Why You Should Avoid AI Frameworks🔗

LangChain, LlamaIndex, Haystack, CrewAI, DSPy. The AI ecosystem is drowning in orchestration frameworks. They promise rapid prototyping, clean abstractions, and "production-ready" pipelines.

I've used them. I've shipped with them. And I've ripped them out.

Not because they're bad software. Because they abstract the wrong layer.

The Wrong Abstraction🔗

Here's what matters in production LLM systems:

  1. What goes into the prompt (your context)
  2. How documents are formatted (boundaries, IDs, separators)
  3. What the model actually receives (the full payload)
  4. What comes back (parsing, validation, error handling)

These four things are where 90% of your bugs live. Citation hallucination? That's #2. Token budget blowup? That's #1. Unparseable responses? That's #4.

AI frameworks abstract exactly these four things away from you.

They give you a nice .invoke() or .run() method, and somewhere deep inside, they build a prompt, format your documents, add system instructions, maybe inject few-shot examples, and fire it off to the API. You don't see any of it.

When it works, it's magic. When it breaks, you're blind.

The Debugging Nightmare🔗

Here's a scenario that happens more often than it should.

You have a RAG pipeline in production. Users report wrong answers. You look at the logs. The retrieval step returned the right documents. The model's response looks reasonable. But the citations don't match the content.

You need to see the actual prompt that was sent to the model. The full text. The exact token sequence.

With a thin wrapper around the API, you print(prompt) and you're done. Five seconds.

With a framework, you start a journey. You dig into the chain definition. You find a PromptTemplate that references a Retriever that feeds into a StuffDocumentsChain that wraps a LLMChain. Each layer adds its own formatting. The actual prompt is assembled at runtime, deep inside the framework's call stack.

You can't just print it. You have to either:

  • Add a callback handler and intercept the API call
  • Use a proxy like mitmproxy to sniff the HTTP request
  • Read the framework's source code to understand what it constructs

Hamel Husain wrote the definitive piece on this: Fuck You, Show Me The Prompt. He uses mitmproxy to intercept what frameworks actually send to the API. The results are revealing: unnecessary system messages, bloated prompts, redundant API calls, and formatting that you'd never write yourself.

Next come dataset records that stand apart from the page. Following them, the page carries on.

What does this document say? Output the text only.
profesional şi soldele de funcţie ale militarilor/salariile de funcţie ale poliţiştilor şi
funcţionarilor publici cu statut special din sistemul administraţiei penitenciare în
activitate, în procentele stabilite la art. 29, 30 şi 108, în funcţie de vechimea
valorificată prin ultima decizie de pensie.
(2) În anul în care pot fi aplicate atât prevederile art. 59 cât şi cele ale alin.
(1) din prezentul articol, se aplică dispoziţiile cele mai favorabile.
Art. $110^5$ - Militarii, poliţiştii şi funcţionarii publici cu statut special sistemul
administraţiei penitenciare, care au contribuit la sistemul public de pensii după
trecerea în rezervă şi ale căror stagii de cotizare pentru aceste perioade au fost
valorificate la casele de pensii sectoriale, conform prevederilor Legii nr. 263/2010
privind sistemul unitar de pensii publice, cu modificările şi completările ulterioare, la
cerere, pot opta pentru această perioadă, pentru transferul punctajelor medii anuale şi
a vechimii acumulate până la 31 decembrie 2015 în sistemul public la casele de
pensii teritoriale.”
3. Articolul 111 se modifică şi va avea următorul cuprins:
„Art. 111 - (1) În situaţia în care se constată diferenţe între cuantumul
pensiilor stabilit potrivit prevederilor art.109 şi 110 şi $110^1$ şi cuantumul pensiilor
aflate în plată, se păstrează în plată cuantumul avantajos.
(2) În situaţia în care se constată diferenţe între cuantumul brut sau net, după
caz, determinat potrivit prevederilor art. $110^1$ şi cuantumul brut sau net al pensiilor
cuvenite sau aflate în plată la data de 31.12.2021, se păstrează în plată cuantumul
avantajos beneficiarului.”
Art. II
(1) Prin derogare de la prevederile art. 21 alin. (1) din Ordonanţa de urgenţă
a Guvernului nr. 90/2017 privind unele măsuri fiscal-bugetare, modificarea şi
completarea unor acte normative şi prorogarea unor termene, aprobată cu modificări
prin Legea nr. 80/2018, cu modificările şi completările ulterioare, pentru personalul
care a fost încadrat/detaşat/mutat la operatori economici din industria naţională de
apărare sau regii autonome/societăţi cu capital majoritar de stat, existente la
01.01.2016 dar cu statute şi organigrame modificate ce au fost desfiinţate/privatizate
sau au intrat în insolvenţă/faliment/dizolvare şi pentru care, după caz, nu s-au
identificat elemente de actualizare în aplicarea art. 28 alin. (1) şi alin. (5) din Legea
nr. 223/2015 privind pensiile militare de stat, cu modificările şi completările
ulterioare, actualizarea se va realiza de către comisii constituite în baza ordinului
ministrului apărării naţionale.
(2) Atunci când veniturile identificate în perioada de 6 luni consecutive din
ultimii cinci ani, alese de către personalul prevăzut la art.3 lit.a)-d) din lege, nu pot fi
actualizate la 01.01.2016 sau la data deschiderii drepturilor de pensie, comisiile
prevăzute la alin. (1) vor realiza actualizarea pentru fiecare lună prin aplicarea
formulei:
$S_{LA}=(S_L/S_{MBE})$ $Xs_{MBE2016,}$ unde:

The time you saved by not writing a prompt template, you spent tenfold debugging the framework's prompt template.

What Frameworks Get Wrong🔗

They hide the prompt. The prompt is your product. It's the single most important artifact in your system. Hiding it behind abstractions is like hiding your SQL queries behind an ORM and wondering why your database is slow. Sometimes you need the ORM. But you always need to be able to see the query.

They add coupling. Your pipeline depends on the framework's release cycle, its breaking changes, its opinions about how documents should be formatted. When they change how StuffDocumentsChain concatenates text, your citation validation breaks and you don't know why.

They make observability harder. Good production systems log every prompt and every response. With raw API calls, this is trivial. With frameworks, you need to hook into their callback system, which may or may not expose what you need.

They optimize for demos, not debugging. A framework that makes a 5-line demo possible but makes a 5-minute debug session take 2 hours has the wrong priorities for production.

What You Should Do Instead🔗

Build thin utility functions that you own and understand completely.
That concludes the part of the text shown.